Continuemos a falar dos teus companheiros de equipa…
“Gostei de jogar com o João Domingos, com o Avelino Ferreira, com o Eustácio Dias. Ele foi um dos “pivots” com quem eu me entendi melhor. Eu acho que fazíamos uma boa dupla. Gostei também do americano Jimmy Romeo. Era um jogador muito simples, preocupava-se muito com a equipa, com os colegas. Não gostava de se sobressair. Não era um exibicionista e nisto era muito diferente dos outros americanos que jogavam no Sporting, Desportivo ou Académica”.
Jimmy Romeo e Eustácio Dias
E os teus adversários?
“Os que mais me marcaram foram o Mário Albuquerque, Paulo de Carvalho, Manuel Lima, José Arruda, Nuno Narcy, Joaquim Neves, Mário Machado e Samuel de Carvalho”.
Nesse tempo o basquetebol ao nível de equipas seniores circunscrevia-se ao Sporting e ao Desportivo?
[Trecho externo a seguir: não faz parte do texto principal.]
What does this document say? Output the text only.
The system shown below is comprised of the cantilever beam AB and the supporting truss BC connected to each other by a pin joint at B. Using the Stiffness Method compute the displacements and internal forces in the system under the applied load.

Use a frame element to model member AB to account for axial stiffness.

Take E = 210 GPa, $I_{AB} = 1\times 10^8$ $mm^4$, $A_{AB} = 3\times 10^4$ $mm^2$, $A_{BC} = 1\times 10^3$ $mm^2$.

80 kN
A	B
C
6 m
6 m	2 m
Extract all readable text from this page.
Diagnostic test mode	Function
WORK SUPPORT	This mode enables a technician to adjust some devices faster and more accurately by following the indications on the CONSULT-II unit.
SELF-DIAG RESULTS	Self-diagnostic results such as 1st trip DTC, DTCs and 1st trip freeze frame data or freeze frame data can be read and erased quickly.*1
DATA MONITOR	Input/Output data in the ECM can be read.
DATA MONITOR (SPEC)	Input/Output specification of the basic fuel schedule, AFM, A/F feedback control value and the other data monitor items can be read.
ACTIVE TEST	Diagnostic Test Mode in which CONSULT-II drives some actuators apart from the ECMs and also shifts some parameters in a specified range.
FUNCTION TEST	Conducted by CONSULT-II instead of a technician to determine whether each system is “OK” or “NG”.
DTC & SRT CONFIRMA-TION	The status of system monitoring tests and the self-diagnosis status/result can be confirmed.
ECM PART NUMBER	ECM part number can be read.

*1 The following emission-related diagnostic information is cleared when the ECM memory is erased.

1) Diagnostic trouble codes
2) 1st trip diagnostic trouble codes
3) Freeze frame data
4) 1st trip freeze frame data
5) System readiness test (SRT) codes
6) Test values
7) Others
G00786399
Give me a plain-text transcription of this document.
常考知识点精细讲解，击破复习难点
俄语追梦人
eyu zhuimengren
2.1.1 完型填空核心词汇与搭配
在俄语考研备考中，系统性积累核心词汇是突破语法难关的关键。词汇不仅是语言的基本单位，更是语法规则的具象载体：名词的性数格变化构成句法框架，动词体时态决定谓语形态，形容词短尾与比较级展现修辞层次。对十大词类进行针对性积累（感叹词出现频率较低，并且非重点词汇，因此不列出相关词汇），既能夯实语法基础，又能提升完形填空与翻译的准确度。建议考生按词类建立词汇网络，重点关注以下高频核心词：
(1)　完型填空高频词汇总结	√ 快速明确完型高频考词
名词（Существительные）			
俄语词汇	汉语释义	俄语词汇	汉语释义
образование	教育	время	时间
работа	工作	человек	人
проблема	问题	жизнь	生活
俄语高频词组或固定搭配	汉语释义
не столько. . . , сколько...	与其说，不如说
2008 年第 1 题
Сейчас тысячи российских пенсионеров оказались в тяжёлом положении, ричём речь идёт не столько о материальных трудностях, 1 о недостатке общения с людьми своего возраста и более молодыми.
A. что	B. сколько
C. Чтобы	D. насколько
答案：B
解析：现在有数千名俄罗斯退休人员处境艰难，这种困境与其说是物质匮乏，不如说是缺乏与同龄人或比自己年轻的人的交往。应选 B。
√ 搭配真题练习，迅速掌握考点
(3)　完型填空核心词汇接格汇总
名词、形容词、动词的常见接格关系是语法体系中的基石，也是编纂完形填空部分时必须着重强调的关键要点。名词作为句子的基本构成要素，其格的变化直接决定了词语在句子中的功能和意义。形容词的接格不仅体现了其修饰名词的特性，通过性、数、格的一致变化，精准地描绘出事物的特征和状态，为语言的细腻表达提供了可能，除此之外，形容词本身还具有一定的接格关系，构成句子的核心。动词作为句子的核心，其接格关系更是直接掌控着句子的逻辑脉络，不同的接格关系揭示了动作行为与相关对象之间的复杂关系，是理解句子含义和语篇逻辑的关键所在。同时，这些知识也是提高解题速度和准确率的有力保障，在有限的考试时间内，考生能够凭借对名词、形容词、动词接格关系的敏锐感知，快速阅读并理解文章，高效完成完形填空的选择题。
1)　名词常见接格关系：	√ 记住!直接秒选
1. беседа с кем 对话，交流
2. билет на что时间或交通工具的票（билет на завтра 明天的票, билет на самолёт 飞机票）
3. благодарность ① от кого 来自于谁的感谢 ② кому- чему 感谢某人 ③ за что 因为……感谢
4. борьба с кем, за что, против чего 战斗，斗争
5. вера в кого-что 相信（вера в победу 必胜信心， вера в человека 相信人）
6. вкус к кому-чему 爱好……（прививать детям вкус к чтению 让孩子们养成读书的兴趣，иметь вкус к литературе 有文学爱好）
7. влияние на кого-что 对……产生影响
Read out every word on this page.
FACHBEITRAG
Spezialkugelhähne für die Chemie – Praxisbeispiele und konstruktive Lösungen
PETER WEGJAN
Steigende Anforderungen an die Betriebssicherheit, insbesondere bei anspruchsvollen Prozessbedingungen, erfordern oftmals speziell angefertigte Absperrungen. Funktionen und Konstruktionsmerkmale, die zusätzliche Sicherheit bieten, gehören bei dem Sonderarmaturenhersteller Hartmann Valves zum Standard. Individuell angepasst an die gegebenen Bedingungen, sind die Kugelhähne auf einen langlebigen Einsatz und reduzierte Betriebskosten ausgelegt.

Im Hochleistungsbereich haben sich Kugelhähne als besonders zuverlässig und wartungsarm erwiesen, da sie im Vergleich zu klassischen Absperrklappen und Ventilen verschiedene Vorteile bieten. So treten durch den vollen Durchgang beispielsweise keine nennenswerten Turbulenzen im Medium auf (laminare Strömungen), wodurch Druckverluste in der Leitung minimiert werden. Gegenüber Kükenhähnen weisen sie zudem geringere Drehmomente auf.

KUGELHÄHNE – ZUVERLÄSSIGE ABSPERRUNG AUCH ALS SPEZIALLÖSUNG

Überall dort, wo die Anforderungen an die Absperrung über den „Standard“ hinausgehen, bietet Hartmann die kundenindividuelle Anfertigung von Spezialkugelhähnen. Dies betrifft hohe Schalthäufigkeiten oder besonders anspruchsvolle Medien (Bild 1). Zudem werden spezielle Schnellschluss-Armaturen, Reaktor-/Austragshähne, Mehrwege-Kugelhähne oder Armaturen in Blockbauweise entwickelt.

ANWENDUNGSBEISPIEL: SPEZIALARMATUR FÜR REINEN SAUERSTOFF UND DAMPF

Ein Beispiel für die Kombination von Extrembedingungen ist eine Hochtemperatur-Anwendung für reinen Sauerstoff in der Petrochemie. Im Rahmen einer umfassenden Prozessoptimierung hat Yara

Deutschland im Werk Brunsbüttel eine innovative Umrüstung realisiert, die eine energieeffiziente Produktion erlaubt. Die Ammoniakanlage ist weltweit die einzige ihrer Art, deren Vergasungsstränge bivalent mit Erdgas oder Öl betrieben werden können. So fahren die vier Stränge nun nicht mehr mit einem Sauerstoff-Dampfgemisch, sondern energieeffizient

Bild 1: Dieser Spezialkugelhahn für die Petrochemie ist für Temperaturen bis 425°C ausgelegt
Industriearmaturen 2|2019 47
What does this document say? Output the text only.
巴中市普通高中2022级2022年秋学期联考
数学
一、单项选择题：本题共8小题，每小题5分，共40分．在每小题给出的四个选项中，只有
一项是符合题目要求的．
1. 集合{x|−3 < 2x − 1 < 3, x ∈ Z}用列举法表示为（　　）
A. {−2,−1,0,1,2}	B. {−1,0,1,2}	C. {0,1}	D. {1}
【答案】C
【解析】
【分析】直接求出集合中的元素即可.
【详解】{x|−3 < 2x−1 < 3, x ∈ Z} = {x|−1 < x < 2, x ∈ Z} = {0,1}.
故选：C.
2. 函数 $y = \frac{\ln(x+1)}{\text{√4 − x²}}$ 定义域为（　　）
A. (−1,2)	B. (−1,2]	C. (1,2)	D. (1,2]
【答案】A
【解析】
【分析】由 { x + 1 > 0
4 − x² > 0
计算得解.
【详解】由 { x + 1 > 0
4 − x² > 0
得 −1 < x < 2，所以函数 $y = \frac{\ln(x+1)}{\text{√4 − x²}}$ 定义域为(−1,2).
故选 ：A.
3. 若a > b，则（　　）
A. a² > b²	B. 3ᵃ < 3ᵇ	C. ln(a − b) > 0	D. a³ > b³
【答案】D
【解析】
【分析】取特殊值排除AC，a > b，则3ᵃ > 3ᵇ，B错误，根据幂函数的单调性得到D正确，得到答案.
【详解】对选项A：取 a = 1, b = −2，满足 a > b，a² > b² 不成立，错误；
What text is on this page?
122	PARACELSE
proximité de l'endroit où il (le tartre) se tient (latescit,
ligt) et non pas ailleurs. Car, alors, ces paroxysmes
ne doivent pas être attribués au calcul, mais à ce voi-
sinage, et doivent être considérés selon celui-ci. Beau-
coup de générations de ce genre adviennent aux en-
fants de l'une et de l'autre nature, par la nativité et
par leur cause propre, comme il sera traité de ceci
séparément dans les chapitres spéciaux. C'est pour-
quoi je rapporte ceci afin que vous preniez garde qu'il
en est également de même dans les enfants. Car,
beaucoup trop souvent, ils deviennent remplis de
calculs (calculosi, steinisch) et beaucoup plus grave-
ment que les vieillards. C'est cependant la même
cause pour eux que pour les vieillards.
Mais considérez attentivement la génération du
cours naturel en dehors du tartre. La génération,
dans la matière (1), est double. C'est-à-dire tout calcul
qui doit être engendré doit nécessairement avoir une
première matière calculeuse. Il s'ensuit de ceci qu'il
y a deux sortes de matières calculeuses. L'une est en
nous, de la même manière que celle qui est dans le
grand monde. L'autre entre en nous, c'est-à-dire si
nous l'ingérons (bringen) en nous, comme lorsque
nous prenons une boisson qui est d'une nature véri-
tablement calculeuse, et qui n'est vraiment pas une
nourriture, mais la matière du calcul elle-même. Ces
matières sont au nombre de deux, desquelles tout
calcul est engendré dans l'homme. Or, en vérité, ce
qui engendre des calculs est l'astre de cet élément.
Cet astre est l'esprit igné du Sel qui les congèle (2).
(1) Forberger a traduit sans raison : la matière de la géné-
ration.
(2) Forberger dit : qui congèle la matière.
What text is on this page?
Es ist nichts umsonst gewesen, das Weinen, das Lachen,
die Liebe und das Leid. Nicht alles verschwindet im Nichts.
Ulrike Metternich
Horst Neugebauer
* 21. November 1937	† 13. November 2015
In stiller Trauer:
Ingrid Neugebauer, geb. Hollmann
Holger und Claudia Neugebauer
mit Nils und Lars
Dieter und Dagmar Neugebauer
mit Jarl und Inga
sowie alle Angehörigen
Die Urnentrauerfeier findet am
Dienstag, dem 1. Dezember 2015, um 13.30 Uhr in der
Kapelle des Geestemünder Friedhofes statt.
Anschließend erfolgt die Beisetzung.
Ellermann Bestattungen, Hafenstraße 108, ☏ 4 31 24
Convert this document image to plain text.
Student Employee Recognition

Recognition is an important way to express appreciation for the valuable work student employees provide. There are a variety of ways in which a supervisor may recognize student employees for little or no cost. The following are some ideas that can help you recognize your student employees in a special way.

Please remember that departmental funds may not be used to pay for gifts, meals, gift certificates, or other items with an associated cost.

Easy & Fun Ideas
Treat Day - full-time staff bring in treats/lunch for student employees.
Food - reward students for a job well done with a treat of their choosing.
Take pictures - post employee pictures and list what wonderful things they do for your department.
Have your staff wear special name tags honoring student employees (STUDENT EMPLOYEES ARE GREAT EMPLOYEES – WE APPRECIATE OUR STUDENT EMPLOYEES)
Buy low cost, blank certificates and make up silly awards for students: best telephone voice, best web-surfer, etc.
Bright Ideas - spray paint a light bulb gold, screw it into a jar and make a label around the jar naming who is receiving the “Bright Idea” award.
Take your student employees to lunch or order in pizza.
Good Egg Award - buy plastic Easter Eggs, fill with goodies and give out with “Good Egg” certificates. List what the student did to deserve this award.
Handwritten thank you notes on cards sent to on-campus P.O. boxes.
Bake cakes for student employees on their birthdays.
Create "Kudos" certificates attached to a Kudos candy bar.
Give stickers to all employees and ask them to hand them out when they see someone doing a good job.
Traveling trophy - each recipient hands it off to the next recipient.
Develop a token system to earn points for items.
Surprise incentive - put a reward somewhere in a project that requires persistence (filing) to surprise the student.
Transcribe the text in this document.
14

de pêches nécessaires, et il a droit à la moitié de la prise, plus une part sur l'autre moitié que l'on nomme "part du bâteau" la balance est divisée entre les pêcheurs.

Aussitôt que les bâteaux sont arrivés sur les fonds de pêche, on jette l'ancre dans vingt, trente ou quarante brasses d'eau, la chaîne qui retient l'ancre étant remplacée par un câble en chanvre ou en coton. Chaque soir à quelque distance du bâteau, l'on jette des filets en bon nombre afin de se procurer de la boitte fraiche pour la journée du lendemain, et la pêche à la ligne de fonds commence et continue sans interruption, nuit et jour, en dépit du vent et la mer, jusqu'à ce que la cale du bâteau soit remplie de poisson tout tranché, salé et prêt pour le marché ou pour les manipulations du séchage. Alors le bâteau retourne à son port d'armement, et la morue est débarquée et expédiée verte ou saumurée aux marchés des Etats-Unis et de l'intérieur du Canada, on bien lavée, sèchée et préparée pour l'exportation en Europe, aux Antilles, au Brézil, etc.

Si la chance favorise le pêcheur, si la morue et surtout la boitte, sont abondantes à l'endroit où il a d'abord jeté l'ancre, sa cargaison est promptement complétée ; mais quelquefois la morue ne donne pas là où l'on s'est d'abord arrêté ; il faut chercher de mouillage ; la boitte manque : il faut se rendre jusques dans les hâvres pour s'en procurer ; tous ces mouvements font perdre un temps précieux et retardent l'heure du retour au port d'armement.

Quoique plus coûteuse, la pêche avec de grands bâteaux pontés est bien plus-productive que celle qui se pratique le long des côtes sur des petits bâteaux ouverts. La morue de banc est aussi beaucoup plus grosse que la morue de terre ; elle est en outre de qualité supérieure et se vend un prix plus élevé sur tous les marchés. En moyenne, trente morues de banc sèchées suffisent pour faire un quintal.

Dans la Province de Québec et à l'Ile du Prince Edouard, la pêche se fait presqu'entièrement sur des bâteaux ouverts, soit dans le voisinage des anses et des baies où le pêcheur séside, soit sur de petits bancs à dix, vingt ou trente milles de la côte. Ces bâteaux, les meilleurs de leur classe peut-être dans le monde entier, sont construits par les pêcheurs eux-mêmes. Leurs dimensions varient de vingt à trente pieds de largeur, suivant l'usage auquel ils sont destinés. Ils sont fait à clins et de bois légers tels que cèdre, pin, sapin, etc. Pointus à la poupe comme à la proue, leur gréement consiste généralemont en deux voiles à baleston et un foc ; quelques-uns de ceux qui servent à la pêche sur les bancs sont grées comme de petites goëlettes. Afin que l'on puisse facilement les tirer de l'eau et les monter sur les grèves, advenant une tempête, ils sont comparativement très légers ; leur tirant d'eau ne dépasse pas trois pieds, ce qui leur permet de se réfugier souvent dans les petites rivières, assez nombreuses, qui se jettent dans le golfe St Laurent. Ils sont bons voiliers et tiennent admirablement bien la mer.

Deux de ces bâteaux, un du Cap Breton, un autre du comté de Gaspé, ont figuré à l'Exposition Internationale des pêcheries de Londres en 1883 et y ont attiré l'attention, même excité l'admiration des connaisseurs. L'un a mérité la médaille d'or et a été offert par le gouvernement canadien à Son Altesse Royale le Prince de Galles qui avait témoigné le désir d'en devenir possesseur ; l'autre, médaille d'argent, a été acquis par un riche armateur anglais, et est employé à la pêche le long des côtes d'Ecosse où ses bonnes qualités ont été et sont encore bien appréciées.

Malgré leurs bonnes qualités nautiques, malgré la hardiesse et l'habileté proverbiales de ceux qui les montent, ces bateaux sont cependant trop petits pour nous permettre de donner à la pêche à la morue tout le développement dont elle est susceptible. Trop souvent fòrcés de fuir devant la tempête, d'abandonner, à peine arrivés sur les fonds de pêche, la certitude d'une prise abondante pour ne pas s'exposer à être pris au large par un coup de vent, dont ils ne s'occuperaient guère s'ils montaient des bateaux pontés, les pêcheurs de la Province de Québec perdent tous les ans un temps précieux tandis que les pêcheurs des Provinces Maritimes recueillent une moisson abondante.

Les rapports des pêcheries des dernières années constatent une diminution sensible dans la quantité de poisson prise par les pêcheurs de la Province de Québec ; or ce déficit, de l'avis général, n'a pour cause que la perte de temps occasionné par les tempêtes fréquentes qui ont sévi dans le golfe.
“Sem dúvida nenhuma. Depois vinha o Ferroviário e o Malhangalene. Um Malhangalene que era um clube de bairro. Esta predominância do Sporting e do Desportivo começa a entrar numa fase de declínio a partir de 1973. Eu acho que o Malhangalene poderia, a partir do momento em que ganhou o campeonato nacional, fazer muito mais”.
Era mais difícil para ti defrontares o Desportivo ou o Sporting?
“Sem dúvida o Sporting. Criou-se a ideia de que o Malhangalene não ganhava ao Sporting há vários anos. E isso era verdade. Essa ideia prevaleceu sempre. Quando o Malhangalene defrontava o Sporting, nós entrávamos para o campo já meio derrotados. Por diversas vezes nós perdemos alguns jogos no confronto com o Sporting duma forma desastrosa, que não era normal. No Campeonato Provincial os dois jogos que perdemos diante do Sporting foram derrotas inexplicáveis. Tudo se modificou no Campeonato Nacional de 1974”.
Época 1973/74 – Seniores
Vice-Campeão Provincial Moçambique • Campeão Nacional
Em cima: Adam Ribeiro (Treinador), Carlos Cachorreiro, Eustácio Dias, Eurico Gonçalves, Jimmy Romeo, Avelino Ferreira, Carlos Gaspar “Mochina”, Aurélio Grilo (Dirigente), David Carvalho, José Marques (Massagista).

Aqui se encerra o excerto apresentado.